Figure 3.

Inhibition of the VcHigB2 toxin by the VcHigA2 antitoxin. (A) Fluorescent reporter protein is synthesized in the in vitro translation assay and addition of VcHigB2 toxin (at 50 nM, 10 times above its IC50) inhibits its synthesis. Addition of BSA (at 1 μM) has no effect on toxin activity, while peptides derived from the N-terminus of VcHigA2 antitoxin (VcHigA2_3-22 and VcHigA2_3-33) as well as full-length antitoxin inhibit toxin activity. Concentration of VcHigB2 toxin was constant 50 nM. Fluorescence of the reporter protein (eGFP) was normalized using the values for the positive (no toxin) and negative controls (no eGFP coding fragment). (B) Top: ribosome profiles from ultracentrifugation on a sucrose gradient.

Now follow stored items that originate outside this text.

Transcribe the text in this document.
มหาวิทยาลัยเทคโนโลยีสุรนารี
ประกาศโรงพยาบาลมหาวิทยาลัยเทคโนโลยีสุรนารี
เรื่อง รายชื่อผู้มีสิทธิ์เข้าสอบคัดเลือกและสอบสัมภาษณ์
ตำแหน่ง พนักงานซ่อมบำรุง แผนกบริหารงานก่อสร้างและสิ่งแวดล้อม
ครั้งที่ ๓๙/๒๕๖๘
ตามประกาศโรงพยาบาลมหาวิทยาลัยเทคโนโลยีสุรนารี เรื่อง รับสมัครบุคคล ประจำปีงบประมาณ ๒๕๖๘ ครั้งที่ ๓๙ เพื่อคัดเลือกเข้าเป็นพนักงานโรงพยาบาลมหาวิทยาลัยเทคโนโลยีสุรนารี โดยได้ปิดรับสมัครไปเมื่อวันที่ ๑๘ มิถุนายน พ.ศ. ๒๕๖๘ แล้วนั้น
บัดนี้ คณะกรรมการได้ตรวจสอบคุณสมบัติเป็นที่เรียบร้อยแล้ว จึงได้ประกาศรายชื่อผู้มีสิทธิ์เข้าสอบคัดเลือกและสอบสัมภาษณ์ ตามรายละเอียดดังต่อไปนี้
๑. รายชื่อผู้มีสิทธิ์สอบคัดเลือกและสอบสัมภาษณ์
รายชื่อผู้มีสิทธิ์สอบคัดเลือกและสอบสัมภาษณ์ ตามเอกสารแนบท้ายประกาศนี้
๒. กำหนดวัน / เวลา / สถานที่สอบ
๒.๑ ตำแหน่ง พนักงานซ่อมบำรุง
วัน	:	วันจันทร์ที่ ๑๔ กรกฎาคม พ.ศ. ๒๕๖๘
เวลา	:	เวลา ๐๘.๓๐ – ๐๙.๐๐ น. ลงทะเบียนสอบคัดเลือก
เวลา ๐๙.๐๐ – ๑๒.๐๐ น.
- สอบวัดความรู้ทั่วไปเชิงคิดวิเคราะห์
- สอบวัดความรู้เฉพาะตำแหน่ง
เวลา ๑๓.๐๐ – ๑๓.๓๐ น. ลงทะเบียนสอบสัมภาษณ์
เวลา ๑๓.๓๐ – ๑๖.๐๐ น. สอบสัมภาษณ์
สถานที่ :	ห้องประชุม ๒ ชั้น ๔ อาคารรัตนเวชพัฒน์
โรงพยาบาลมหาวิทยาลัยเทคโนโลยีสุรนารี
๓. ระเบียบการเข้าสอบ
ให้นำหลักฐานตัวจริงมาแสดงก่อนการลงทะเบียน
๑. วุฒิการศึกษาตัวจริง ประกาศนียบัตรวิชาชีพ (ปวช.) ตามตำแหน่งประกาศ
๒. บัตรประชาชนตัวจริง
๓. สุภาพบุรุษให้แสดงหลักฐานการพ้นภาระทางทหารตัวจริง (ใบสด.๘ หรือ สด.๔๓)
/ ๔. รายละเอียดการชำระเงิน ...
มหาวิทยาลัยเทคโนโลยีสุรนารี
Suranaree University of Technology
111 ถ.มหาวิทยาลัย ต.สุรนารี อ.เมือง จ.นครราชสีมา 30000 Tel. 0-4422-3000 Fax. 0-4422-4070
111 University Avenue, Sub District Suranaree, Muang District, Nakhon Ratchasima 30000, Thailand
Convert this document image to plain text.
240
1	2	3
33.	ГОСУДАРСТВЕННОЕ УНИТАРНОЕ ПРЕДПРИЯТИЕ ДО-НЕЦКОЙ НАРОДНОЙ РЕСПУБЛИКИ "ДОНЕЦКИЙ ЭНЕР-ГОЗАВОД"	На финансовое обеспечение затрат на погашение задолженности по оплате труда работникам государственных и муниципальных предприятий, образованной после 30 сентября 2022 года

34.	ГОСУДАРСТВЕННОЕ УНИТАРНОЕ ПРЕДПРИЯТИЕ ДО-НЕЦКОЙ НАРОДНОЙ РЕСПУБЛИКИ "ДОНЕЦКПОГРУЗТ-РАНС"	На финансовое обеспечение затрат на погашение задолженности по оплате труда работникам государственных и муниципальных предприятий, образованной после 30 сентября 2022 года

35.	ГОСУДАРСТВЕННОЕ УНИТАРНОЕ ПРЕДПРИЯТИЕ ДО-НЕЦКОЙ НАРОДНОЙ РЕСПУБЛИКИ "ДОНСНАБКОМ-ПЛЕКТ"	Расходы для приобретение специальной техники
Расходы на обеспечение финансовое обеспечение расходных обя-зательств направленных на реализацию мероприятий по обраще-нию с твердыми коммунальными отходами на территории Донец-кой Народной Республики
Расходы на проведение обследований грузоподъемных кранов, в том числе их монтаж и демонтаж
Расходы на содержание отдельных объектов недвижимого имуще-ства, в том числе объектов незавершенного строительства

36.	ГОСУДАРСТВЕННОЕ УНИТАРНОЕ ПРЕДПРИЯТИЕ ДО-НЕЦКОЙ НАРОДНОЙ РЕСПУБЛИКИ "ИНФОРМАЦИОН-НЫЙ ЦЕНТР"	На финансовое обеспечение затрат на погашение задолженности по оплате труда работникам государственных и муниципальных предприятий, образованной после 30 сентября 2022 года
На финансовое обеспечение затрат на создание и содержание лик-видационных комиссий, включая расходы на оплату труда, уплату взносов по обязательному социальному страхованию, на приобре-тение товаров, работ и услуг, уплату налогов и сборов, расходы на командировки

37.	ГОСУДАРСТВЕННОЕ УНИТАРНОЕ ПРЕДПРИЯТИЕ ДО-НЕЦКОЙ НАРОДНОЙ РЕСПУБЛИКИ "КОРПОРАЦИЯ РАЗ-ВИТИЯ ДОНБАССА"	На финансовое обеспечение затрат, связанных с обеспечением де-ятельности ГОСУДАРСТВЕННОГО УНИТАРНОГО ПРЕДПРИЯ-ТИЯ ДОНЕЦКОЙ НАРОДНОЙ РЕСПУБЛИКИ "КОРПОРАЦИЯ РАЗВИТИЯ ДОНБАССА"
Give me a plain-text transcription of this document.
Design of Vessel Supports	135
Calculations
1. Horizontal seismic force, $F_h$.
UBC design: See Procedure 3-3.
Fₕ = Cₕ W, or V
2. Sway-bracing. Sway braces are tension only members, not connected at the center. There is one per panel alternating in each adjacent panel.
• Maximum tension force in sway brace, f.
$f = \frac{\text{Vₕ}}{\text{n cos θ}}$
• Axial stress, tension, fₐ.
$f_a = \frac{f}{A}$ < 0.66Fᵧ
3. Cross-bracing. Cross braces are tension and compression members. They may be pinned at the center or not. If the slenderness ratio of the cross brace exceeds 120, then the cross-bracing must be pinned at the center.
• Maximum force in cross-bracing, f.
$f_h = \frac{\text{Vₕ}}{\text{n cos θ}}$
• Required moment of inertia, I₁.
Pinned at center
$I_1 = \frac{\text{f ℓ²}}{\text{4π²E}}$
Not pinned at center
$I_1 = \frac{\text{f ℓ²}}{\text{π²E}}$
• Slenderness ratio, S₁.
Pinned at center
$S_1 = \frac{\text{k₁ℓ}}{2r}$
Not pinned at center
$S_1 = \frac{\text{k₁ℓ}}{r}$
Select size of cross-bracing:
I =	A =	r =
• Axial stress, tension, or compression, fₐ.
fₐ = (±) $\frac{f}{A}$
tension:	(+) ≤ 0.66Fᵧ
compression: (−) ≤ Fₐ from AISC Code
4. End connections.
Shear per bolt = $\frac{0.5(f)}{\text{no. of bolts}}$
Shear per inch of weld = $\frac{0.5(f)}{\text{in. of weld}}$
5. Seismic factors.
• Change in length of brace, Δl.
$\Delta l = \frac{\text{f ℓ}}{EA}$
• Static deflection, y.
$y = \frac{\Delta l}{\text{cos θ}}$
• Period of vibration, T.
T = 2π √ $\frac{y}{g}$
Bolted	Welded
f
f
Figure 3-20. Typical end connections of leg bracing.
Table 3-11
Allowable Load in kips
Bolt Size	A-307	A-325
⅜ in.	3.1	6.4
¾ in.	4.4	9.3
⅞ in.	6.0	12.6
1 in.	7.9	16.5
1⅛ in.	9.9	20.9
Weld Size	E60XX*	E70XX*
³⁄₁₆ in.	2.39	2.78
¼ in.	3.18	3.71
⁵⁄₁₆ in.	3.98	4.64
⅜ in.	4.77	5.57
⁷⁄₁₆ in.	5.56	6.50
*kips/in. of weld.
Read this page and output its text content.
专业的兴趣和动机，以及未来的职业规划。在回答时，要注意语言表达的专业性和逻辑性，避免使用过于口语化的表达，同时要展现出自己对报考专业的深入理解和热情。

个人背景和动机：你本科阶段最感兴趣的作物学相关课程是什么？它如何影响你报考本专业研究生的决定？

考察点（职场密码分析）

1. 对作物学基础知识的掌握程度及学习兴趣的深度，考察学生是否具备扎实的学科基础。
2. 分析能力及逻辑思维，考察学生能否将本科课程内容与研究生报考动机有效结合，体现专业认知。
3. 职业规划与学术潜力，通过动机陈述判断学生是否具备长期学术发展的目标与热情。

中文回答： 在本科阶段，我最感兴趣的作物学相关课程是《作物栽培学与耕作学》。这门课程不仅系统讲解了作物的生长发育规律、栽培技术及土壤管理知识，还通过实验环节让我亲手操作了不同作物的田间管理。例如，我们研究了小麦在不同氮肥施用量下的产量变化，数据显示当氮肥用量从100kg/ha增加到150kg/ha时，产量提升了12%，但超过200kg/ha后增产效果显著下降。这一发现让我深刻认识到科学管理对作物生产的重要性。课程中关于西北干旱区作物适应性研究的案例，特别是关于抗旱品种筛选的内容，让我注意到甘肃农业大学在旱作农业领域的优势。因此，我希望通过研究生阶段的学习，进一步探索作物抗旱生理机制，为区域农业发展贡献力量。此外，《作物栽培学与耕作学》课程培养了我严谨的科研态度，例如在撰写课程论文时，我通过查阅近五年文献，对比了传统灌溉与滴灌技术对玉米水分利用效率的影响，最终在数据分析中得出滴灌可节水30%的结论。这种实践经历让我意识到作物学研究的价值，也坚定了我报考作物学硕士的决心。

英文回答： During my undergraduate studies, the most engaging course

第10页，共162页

Bottom: anti-his western blot of the protein and ribosomal fractions show that VcHigA2_3-22 prevents binding of the VcHigB2 toxin to the ribosome. (C) Binding to the toxin is coupled by the folding of the antitoxin. CD spectrum of the bound antitoxin estimated as the difference spectrum between VcHigBA2 complex and VcHigB2. (D) Calorimetric titrations of toxin into antitoxin performed at different temperatures. Global fits of the model function (Equation 1) to the data measured at different temperatures are shown as solid lines.